三日目-14
再度コンビニへと僕は戻った。
あれからかなりの時間が経過した。けど先輩は変わらぬ姿でそこに居る。
広い駐車場で一人膝を抱えるような格好で座り込んでいる。
「先輩、起きてますか?」
返事がないから僕は肩を少しだけ揺すってみた。
するとそれを振り払うような力が反発となって返って来る。
「起きているんですね」
「…浩人か」
膝と腕の隙間から少しだけ目を覗かせてこちらを見た。
そこからは詳しく顔色は窺えないけれど、やはりまだ思わしくないようだ。
僕は先輩の隣に同じような格好で座った。
「先輩は頑張ったと思います」
「慰めなんていらねえよ…」
「そんな事ないですよ。それに慰めなんかじゃないです」
「実際俺は何も出来なかったんだ。苦しんでるあの子を助けてやりたかった…けど、無力だったと思い知らされた」
「先輩は医者じゃない。それにそんな役回りを先輩一人だけに押し付けてしまったのは僕らの責任だ」
「………………」
「仮に僕が行っていたとしても結果は同じだったと…そう思います」
僕は感情的にならないように、ゆっくりとした口調で語りかけていく。
「先輩のその様子を見れば、どれだけ必死で頑張ってくれていたか…僕にだって分かりますよ」
「けど、俺はあの子の苦しさを少しも和らげてやる事が出来なかった。ただ…病院内を悪戯に駆け回って、あの子の体に負担をかけてしまっただけだ…」
「そんなに自分を責めるのはよしましょう。そんな事でまみこちゃんが喜ぶはずもない」
「お前には分からないから言えるんだろ…!人が…死んだんだぞ…俺が抱いている手の中で…だっ…」
「…先輩」
先輩が抱えているものはまみこちゃんを救えなかった事もそうだけど、人が死んだという事実からなのだろうか。
僕はまだ人の死というものをリアルで体験した事はない。
…でも遅かれ早かれ、いずれは体験する事になるだろう。
けど先輩はまだ僕と同じ高校生だ。
ここまで自分を追い込む必要はないはず…。
身内の死ならいざ知らず、ここまで精神的に追い詰められてしまうなんて本当に責任感が強い証拠なのだと思えた。

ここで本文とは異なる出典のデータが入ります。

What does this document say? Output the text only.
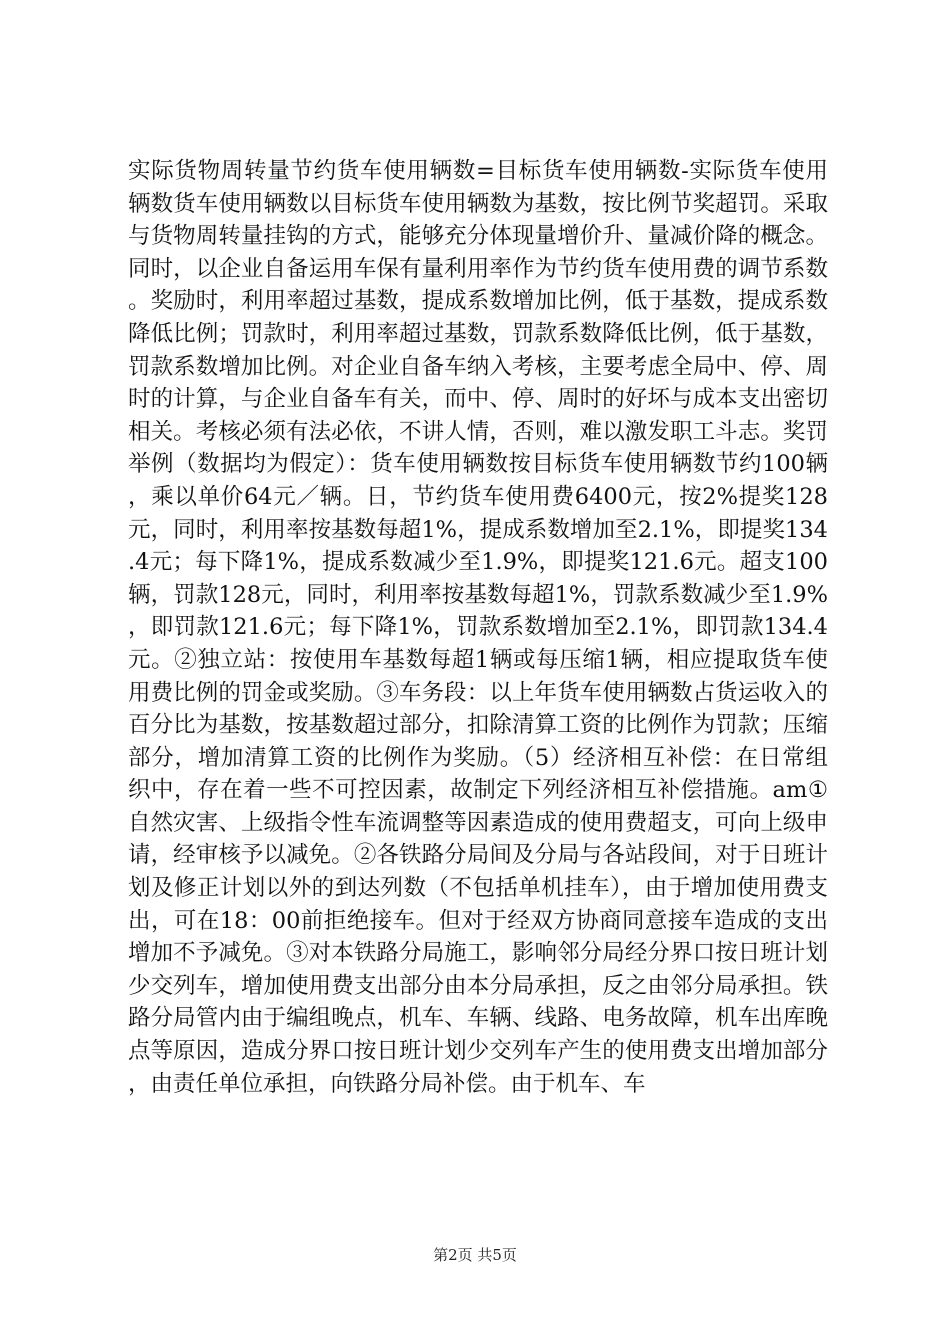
实际货物周转量节约货车使用辆数=目标货车使用辆数-实际货车使用辆数货车使用辆数以目标货车使用辆数为基数，按比例节奖超罚。采取与货物周转量挂钩的方式，能够充分体现量增价升、量减价降的概念。同时，以企业自备运用车保有量利用率作为节约货车使用费的调节系数。奖励时，利用率超过基数，提成系数增加比例，低于基数，提成系数降低比例；罚款时，利用率超过基数，罚款系数降低比例，低于基数，罚款系数增加比例。对企业自备车纳入考核，主要考虑全局中、停、周时的计算，与企业自备车有关，而中、停、周时的好坏与成本支出密切相关。考核必须有法必依，不讲人情，否则，难以激发职工斗志。奖罚举例（数据均为假定）：货车使用辆数按目标货车使用辆数节约100辆，乘以单价64元／辆。日，节约货车使用费6400元，按2%提奖128元，同时，利用率按基数每超1%，提成系数增加至2.1%，即提奖134.4元；每下降1%，提成系数减少至1.9%，即提奖121.6元。超支100辆，罚款128元，同时，利用率按基数每超1%，罚款系数减少至1.9%，即罚款121.6元；每下降1%，罚款系数增加至2.1%，即罚款134.4元。②独立站：按使用车基数每超1辆或每压缩1辆，相应提取货车使用费比例的罚金或奖励。③车务段：以上年货车使用辆数占货运收入的百分比为基数，按基数超过部分，扣除清算工资的比例作为罚款；压缩部分，增加清算工资的比例作为奖励。（5）经济相互补偿：在日常组织中，存在着一些不可控因素，故制定下列经济相互补偿措施。am①自然灾害、上级指令性车流调整等因素造成的使用费超支，可向上级申请，经审核予以减免。②各铁路分局间及分局与各站段间，对于日班计划及修正计划以外的到达列数（不包括单机挂车），由于增加使用费支出，可在18：00前拒绝接车。但对于经双方协商同意接车造成的支出增加不予减免。③对本铁路分局施工，影响邻分局经分界口按日班计划少交列车，增加使用费支出部分由本分局承担，反之由邻分局承担。铁路分局管内由于编组晚点，机车、车辆、线路、电务故障，机车出库晚点等原因，造成分界口按日班计划少交列车产生的使用费支出增加部分，由责任单位承担，向铁路分局补偿。由于机车、车

第2页 共5页
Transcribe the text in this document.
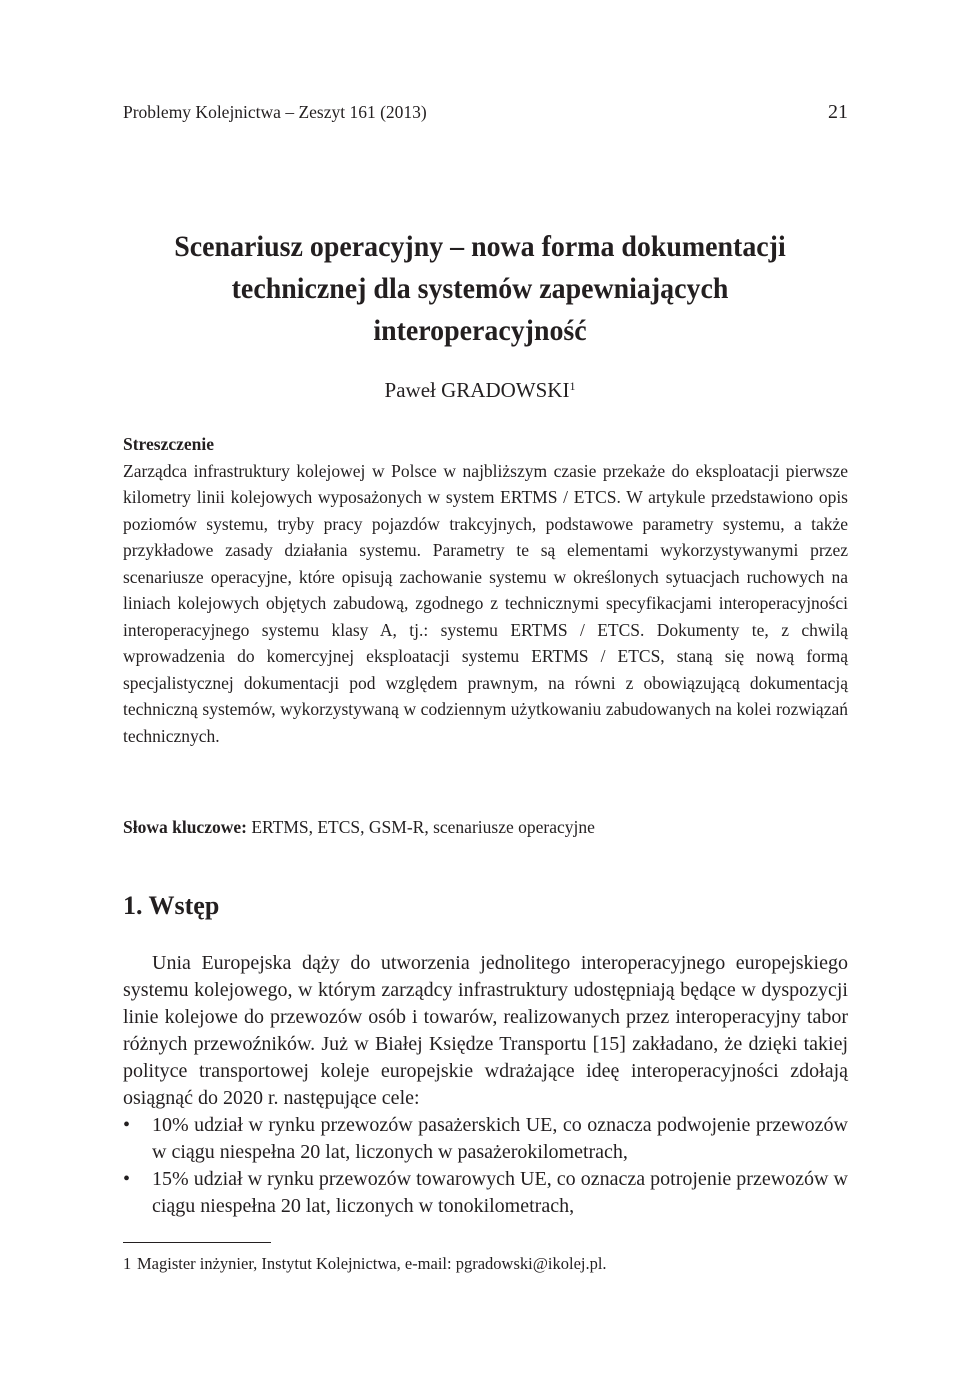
Problemy Kolejnictwa – Zeszyt 161 (2013)	21
Scenariusz operacyjny – nowa forma dokumentacji
technicznej dla systemów zapewniających
interoperacyjność
Paweł GRADOWSKI$^1$
Streszczenie
Zarządca infrastruktury kolejowej w Polsce w najbliższym czasie przekaże do eksploatacji pierwsze kilometry linii kolejowych wyposażonych w system ERTMS / ETCS. W artykule przedstawiono opis poziomów systemu, tryby pracy pojazdów trakcyjnych, podstawowe parametry systemu, a także przykładowe zasady działania systemu. Parametry te są elementami wykorzystywanymi przez scenariusze operacyjne, które opisują zachowanie systemu w określonych sytuacjach ruchowych na liniach kolejowych objętych zabudową, zgodnego z technicznymi specyfikacjami interoperacyjności interoperacyjnego systemu klasy A, tj.: systemu ERTMS / ETCS. Dokumenty te, z chwilą wprowadzenia do komercyjnej eksploatacji systemu ERTMS / ETCS, staną się nową formą specjalistycznej dokumentacji pod względem prawnym, na równi z obowiązującą dokumentacją techniczną systemów, wykorzystywaną w codziennym użytkowaniu zabudowanych na kolei rozwiązań technicznych.
Słowa kluczowe: ERTMS, ETCS, GSM-R, scenariusze operacyjne
1. Wstęp
Unia Europejska dąży do utworzenia jednolitego interoperacyjnego europejskiego systemu kolejowego, w którym zarządcy infrastruktury udostępniają będące w dyspozycji linie kolejowe do przewozów osób i towarów, realizowanych przez interoperacyjny tabor różnych przewoźników. Już w Białej Księdze Transportu [15] zakładano, że dzięki takiej polityce transportowej koleje europejskie wdrażające ideę interoperacyjności zdołają osiągnąć do 2020 r. następujące cele:
• 10% udział w rynku przewozów pasażerskich UE, co oznacza podwojenie przewozów w ciągu niespełna 20 lat, liczonych w pasażerokilometrach,
• 15% udział w rynku przewozów towarowych UE, co oznacza potrojenie przewozów w ciągu niespełna 20 lat, liczonych w tonokilometrach,
1 Magister inżynier, Instytut Kolejnictwa, e-mail: pgradowski@ikolej.pl.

「俺は…救えたかもしれないまみこちゃんを見殺しにした…」
今の先輩には優しい言葉を掛けても駄目…なのかもしれない。
正直先輩に立ち直って貰う術を僕は持ち合わせていない。
掛けるべき言葉も労るべき正しい言葉も分からない。
だから、僕は僕の言葉で先輩に語りかける。
それが正しいかなんて知らない。けれど、伝えないことには先輩はずっとこのままだ。
「じゃあ、先輩はどうする気なんですか?」
「…何ぃ?」
「まみこちゃんを見殺しにしてしまった…その自分が許せないんでしょう?だったらどうするつもりかって聞いているんです」
「それは…」
「先輩自身、その答えなんて見つかってないんでしょう。だったら…そこまで自分を責めたところで意味はないですよ」
「お前…そんなに冷たいやつだったのか…?」
「冷たいも何も、今は先輩の話をしているんですよ?質問を誤魔化さないでください」
「浩人…お前ッ!」
先輩は僕に掴みかかった。掴まれた襟首に凄い力が入っている。
正直本音を言えば怖い。こんなふうに人に怒鳴られることなんて好きなわけがない。
けどその先輩の表情は迷いに迷っている。
何をどうしていいのか、答えが見つからない。
それを僕に求めているんだ。
だから動じない。動揺した様子を悟られないようにして無表情を取り繕う。